Of course the water monster still stays on top of the water. So how do you calculate the mass and height for the change in gravitational potential energy? It really doesn't matter about the bottom or top of the water monster. What matters is the height of the center of mass. If I assume the monster has the shape of a cylinder (with uniform density), the center of mass will be halfway up the cylinder. It's a good thing I already estimated this height. That height is the change in y for the change in gravitational potential energy.

What about the mass? If the water monster is made of water, the density of the monster will be the same as the density of water with a value of 1000 kilograms per cubic meter. This means I just need the volume of the cylinder to multiply by the density to get the mass.

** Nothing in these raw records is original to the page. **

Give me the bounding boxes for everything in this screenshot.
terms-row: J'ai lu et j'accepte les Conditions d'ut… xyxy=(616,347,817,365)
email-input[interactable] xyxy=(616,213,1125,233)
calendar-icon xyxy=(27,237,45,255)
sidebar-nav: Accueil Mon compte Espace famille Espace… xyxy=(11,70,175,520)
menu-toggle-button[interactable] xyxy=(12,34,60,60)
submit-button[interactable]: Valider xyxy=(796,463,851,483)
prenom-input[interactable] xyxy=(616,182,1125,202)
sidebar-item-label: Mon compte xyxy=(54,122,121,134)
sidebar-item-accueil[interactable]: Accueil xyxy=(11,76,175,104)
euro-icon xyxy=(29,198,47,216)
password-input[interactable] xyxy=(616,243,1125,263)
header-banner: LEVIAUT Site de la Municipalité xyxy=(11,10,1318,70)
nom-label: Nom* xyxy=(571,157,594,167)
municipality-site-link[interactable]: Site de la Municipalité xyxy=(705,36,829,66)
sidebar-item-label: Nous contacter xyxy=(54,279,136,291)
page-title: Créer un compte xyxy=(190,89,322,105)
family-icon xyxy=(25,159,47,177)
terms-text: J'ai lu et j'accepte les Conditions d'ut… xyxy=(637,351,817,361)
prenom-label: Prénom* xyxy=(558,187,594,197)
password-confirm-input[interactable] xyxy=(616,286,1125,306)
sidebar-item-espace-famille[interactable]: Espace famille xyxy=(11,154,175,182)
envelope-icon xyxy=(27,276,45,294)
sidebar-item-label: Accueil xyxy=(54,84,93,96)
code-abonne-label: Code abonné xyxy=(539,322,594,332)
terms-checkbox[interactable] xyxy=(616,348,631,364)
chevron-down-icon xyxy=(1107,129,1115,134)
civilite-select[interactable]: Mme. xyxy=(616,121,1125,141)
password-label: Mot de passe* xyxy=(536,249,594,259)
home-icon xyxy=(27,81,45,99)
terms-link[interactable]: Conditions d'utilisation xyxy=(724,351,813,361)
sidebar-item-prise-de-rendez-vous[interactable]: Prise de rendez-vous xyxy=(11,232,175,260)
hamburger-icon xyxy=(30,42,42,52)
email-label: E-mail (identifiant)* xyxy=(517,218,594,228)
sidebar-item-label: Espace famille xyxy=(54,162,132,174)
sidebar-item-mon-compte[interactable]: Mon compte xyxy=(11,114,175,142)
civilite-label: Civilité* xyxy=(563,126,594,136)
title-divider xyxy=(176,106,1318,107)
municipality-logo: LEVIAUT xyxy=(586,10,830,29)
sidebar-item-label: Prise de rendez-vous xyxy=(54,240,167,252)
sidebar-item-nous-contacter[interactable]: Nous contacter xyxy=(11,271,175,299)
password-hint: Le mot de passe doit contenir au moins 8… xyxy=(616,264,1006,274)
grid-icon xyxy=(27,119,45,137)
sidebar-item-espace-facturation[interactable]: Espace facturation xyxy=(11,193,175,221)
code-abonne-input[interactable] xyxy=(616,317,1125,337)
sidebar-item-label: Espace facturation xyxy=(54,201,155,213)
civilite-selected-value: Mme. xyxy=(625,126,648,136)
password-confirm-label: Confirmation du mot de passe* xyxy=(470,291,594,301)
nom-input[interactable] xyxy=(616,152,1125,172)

I can use that to get the change in energy and then divide by the time to get the power. Let's do this in python so that you can change the values in case you think I'm crazy. Notice how nice it can be to just calculate parts of your equation before putting it all together. Yes, you should be using python for your calculator. Just click the "play" button to run the code.

The final power is around 250,000 Watts. Is that a large power? As a comparison, your laptop computer uses about 30 to 60 Watts. Maybe it would be better to convert this to another unit for power—the horsepower. One horsepower (the unit, not the actual horse) is 745 Watts. This means the Mysterio monster would take 335 horsepower to lift up that quickly. Is that possible? I guess if you have a pretty beefy sports car or truck you could do it. It's not crazy out of line for this water monster. Maybe Mysterio really does lift up the water for this special effect.

Yes. I know. It's just a movie. That should never stop anyone from having some fun with physics though.